Lately I’m seeing how much God wants me to let my spirit meld into his. I’m seeing that he won’t punish me, hurt me, or give me more than I can handle. I’m seeing that His will is my true will and my true will is His will. God is love, nothing else, nothing less.

It hasn’t always been like this. At one time, I so wanted to impress God, and other people, with my spirituality that I became a one-person counseling machine. I was a stay-at-home mom. The phone rang so many times during the day while the kids were at school and Bill was at work, that I couldn’t do much else than keep up with the household, talk on the phone, and answer the doorbell. Here’s a sample of my projects at the time. There was the woman whose husband beat her, another was a married woman who wanted to have an affair, then I felt responsible to talk a woman out of killing her aged husband because he was driving her nuts. Of course such “clients,” often threaten either directly or indirectly to kill themselves. I stayed available because I certainly didn’t want that to happen on my watch. It was so bad I couldn’t even go for a walk without taking a backpack of other people problems onto the trail with me.

One day, I was tired of fighting it and asked for help. The Spirit of Christ brought ideas and people to my aid. I got an answering machine and when people learned I wasn’t available at the exact moment of an emotional crisis, they stopped calling. In the book, When Helping You is Hurting Me, Rene Berry says, “They’ll find another fool, they found you, didn’t they?” Yes to both. My “clients” moved on and so did I.

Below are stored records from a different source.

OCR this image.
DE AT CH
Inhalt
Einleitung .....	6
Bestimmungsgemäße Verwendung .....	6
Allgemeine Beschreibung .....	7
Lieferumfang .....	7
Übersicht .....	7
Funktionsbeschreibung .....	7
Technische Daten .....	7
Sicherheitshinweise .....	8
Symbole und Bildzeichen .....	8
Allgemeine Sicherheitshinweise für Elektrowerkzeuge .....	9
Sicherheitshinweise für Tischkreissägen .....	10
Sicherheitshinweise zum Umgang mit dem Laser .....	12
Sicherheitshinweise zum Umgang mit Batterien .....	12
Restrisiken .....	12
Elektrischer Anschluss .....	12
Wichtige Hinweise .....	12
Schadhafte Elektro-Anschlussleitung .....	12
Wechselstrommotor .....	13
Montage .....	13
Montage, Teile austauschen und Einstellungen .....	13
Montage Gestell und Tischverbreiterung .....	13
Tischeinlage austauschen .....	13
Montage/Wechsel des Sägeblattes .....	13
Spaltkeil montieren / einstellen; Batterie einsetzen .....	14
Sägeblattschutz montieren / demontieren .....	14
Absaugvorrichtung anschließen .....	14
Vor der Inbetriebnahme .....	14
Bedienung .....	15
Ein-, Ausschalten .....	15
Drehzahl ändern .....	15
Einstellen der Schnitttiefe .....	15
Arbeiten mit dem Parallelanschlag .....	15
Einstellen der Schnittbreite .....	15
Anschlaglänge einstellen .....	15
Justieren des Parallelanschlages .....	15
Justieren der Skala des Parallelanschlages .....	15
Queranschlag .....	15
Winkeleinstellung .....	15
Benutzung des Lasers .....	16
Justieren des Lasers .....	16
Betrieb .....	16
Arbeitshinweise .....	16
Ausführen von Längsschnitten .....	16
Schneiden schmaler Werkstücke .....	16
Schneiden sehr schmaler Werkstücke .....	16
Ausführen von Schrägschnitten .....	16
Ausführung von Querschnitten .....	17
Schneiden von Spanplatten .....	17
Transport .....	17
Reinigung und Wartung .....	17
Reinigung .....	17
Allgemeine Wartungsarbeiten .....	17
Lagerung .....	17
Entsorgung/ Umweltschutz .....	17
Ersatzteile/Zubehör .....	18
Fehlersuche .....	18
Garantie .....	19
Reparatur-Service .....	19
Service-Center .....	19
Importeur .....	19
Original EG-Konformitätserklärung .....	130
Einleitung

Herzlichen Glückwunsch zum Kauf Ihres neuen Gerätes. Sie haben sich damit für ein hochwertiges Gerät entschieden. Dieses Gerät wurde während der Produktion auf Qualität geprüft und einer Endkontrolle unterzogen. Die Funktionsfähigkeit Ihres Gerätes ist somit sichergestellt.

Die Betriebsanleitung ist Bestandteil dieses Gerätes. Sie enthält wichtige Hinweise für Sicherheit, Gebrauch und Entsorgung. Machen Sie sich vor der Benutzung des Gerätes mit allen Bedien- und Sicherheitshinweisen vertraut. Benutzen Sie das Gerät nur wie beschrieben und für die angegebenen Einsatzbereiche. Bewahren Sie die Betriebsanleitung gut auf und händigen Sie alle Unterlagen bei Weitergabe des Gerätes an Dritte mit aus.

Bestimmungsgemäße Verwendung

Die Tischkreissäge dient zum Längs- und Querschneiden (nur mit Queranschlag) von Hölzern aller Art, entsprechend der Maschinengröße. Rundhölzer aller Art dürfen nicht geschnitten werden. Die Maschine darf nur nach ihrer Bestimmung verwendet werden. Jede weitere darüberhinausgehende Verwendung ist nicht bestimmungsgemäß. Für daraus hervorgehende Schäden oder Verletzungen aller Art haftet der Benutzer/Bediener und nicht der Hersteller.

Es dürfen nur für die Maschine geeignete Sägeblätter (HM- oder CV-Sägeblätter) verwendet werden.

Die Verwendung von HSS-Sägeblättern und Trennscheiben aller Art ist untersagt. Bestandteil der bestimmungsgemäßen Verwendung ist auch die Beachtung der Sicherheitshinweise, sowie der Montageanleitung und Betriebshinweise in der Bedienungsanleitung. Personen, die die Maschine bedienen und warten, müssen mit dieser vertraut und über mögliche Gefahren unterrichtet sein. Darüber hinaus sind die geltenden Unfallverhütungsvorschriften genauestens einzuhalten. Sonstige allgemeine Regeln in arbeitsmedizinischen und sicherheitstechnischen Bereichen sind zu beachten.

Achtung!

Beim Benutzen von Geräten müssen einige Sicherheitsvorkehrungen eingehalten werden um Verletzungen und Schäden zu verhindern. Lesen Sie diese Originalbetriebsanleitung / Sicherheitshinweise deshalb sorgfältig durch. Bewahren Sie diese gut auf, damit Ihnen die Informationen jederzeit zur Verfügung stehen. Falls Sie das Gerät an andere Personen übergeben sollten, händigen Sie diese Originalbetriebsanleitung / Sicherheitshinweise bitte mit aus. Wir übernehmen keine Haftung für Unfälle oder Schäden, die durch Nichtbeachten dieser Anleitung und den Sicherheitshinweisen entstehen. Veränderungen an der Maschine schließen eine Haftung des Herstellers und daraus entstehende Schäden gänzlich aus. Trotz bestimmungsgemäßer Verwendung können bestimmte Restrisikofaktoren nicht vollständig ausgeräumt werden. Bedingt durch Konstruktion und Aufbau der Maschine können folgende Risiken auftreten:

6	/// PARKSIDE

Most of my life, I’ve known I was called to be a writer. Now I began to write for myself. That meant giving up doing the writing other people asked me to do for them. I started living a more normal life. I told the Lord he was in charge of all my personal contacts. I began to wait for him to lead instead of selecting my own purgatory. Soon I slowed down from an unnecessary and counter-productive pace. I’ve discovered that God makes and presents wonderful plans.

Sweet invitations and delightful conversations happen in which our Lord takes His part. He gives me love pats every day. Love pats are good things that happen, which otherwise might be called coincidences. I’m getting more writing and painting done than I ever have, but I’m not a recluse or a hermit. All that counseling without qualifications did me good though. I learned a lot. What could have been better for a budding writer? He was guiding me through all that to get me to go where He really wanted me to go.

Here’s a paraphrase of Matthew 11:30 personalized (taken from The Message)

Beloved,

Walk with Me and watch how I do it. Learn the unforced rhythms of grace. I won’t lay anything heavy or ill fitting on you. Keep company with Me, and you’ll learn how to live freely and lightly.